Electroencephalography Decoding with Conditional Identification Generator.

Journal: International journal of neural systems
Published Date:

Abstract

Decoding Electroencephalography (EEG) signals are extremely useful for advancing and understanding human-artificial intelligence (AI) interaction systems. Recent advancements in deep neural networks (DNNs) have demonstrated significant promise in this respect due to their ability to model complex nonlinear relationships. However, DNNs face persistent challenges in addressing the inter-person variability inherent in EEG signals, which limits their generalizability. To tackle this limitation, we propose a novel framework that integrates conditional identification information, leveraging the interaction between EEG signals and individual traits to enhance the model's internal representation and improve decoding accuracy. Building on this foundation, we further introduce a privacy-preserving conditional information generator - a generative model that derives embedding knowledge directly from raw EEG signals. This approach eliminates the need for personal identification via individual tests, ensuring both efficiency and privacy. Experimental evaluations conducted on WithMe dataset confirm that this framework outperforms baseline network architectures.
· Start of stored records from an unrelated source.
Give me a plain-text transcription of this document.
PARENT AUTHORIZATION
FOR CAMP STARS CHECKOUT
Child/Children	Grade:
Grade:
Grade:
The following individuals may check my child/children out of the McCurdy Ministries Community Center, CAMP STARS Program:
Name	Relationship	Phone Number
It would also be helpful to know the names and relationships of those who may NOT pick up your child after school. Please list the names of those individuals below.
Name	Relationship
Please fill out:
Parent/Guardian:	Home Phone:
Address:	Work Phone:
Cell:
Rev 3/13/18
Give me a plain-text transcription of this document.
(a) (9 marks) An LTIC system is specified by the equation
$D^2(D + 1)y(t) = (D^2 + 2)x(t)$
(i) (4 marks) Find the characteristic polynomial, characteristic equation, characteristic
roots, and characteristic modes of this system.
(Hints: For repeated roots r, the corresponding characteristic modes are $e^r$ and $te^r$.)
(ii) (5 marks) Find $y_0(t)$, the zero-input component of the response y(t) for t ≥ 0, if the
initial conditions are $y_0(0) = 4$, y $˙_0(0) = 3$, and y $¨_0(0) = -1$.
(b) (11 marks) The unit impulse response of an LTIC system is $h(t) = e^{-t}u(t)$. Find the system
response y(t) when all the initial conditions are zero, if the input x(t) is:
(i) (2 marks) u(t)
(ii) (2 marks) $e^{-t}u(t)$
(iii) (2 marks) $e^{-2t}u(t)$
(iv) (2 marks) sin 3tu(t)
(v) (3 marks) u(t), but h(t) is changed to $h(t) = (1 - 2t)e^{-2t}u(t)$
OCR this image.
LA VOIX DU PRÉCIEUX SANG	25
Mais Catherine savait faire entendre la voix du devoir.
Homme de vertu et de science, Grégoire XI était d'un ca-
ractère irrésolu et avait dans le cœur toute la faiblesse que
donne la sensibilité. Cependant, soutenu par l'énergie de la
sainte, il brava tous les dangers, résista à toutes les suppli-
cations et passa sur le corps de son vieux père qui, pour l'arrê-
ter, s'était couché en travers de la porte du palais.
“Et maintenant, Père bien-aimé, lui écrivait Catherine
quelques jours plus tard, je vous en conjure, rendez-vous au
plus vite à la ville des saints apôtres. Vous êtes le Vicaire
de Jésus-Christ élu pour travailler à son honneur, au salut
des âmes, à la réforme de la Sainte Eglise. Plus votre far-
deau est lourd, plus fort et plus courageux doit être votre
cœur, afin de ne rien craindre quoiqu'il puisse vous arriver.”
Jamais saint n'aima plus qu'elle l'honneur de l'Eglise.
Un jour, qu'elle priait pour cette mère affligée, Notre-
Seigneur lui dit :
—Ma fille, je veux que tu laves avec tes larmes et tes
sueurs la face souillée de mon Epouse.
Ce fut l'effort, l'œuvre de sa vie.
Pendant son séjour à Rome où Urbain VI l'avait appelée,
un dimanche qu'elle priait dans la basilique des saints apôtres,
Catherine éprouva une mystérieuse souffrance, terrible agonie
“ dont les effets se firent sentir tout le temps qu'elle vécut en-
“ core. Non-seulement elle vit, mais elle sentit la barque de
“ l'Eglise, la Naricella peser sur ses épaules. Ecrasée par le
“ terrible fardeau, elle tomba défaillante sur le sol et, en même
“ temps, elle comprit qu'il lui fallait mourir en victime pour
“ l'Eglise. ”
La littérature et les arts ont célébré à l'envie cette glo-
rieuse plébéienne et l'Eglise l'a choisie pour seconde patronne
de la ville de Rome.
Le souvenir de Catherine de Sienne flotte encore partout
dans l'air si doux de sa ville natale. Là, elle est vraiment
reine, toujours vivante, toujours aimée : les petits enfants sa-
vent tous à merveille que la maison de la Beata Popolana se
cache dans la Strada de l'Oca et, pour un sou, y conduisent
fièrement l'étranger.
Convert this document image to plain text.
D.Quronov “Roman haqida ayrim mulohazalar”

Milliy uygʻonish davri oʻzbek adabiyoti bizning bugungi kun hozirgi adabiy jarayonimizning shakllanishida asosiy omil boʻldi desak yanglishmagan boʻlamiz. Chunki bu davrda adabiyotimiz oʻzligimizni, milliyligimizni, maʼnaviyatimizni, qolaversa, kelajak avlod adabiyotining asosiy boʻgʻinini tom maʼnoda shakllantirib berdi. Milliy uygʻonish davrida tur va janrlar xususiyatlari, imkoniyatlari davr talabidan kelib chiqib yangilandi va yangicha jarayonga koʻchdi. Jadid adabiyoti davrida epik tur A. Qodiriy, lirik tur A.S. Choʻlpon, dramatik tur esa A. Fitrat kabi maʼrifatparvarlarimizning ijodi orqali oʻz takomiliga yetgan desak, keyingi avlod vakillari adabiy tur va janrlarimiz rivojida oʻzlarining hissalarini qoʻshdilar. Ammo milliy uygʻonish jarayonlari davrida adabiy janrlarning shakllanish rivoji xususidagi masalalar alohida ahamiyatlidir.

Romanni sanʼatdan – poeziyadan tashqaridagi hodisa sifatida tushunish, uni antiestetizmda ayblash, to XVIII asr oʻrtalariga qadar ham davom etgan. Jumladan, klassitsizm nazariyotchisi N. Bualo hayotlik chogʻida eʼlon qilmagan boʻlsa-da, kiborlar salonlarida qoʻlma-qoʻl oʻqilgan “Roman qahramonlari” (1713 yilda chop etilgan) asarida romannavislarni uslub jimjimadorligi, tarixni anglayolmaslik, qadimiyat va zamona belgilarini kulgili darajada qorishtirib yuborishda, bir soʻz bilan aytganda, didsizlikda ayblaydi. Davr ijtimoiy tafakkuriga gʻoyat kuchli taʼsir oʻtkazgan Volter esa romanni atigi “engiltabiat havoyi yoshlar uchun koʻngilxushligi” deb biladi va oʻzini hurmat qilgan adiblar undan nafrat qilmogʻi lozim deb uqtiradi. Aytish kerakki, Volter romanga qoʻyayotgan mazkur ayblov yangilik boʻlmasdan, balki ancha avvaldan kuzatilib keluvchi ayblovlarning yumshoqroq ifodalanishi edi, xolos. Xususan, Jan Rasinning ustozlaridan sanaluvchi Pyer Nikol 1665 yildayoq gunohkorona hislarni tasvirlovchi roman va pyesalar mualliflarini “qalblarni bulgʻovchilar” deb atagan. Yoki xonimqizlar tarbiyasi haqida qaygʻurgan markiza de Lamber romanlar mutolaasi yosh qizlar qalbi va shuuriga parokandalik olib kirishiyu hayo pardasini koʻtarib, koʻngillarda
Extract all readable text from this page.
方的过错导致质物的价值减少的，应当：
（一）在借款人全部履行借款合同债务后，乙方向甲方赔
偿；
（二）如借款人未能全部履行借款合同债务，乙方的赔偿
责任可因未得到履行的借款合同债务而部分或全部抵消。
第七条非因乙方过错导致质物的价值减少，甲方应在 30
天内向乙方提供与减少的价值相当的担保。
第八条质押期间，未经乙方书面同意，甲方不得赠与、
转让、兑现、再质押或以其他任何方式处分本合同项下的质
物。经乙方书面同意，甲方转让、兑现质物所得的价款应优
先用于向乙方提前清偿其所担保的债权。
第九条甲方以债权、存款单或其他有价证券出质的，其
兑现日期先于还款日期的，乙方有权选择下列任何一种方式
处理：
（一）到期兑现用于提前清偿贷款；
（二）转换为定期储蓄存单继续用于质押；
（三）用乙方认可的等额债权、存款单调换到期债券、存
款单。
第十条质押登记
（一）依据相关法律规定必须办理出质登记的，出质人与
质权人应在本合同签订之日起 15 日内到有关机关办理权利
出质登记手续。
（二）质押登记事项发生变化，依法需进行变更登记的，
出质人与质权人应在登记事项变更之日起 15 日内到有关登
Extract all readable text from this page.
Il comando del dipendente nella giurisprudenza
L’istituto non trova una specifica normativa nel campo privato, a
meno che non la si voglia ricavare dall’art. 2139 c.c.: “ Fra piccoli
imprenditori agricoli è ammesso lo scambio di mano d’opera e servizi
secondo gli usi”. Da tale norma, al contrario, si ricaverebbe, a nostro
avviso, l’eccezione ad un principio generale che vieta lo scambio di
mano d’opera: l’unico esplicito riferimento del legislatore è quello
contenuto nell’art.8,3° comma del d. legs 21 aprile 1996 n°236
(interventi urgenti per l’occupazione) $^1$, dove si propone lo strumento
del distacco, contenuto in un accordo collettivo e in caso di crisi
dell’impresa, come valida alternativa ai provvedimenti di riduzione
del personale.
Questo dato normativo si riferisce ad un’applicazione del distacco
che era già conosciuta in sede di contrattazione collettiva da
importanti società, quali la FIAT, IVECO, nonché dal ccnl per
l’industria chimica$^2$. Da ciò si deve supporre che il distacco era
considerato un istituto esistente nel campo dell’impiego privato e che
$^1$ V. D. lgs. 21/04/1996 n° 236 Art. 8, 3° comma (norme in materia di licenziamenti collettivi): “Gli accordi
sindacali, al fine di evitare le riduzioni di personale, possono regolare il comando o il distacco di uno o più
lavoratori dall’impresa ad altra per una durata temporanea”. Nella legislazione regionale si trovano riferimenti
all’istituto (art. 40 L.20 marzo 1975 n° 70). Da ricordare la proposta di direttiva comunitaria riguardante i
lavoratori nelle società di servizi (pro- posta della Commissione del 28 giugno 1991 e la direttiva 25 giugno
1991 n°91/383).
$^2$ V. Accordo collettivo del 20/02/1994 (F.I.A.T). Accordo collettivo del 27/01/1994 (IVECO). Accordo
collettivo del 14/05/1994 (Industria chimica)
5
Notably, our approach achieves substantial improvements in decoding accuracy for both familiar and unseen subjects, paving the way for efficient, robust, and privacy-conscious human-computer interface systems.

Authors

  • Pengfei Sun
    Department of Information Technology, WAVES Research Group, Ghent University, Gent, Belgium.
  • Jorg De Winne
    Department of Information Technology, Ghent University Gent, Belgium.
  • Malu Zhang
    Department of Computer Science and Engineering, University of Electronic Science and Technology of China, 611731, Chengdu, Sichuan, China.
  • Paul Devos
    WAVES Research Group, Department of Information Technology, Ghent University, 4 Technologiepark 126, Zwijnaarde, 9052 Ghent, Belgium.
  • Dick Botteldooren
    WAVES Research Group, Faculty of Engineering and Architecture, Ghent University, Technologiepark 126, 9052 Gent, Belgium.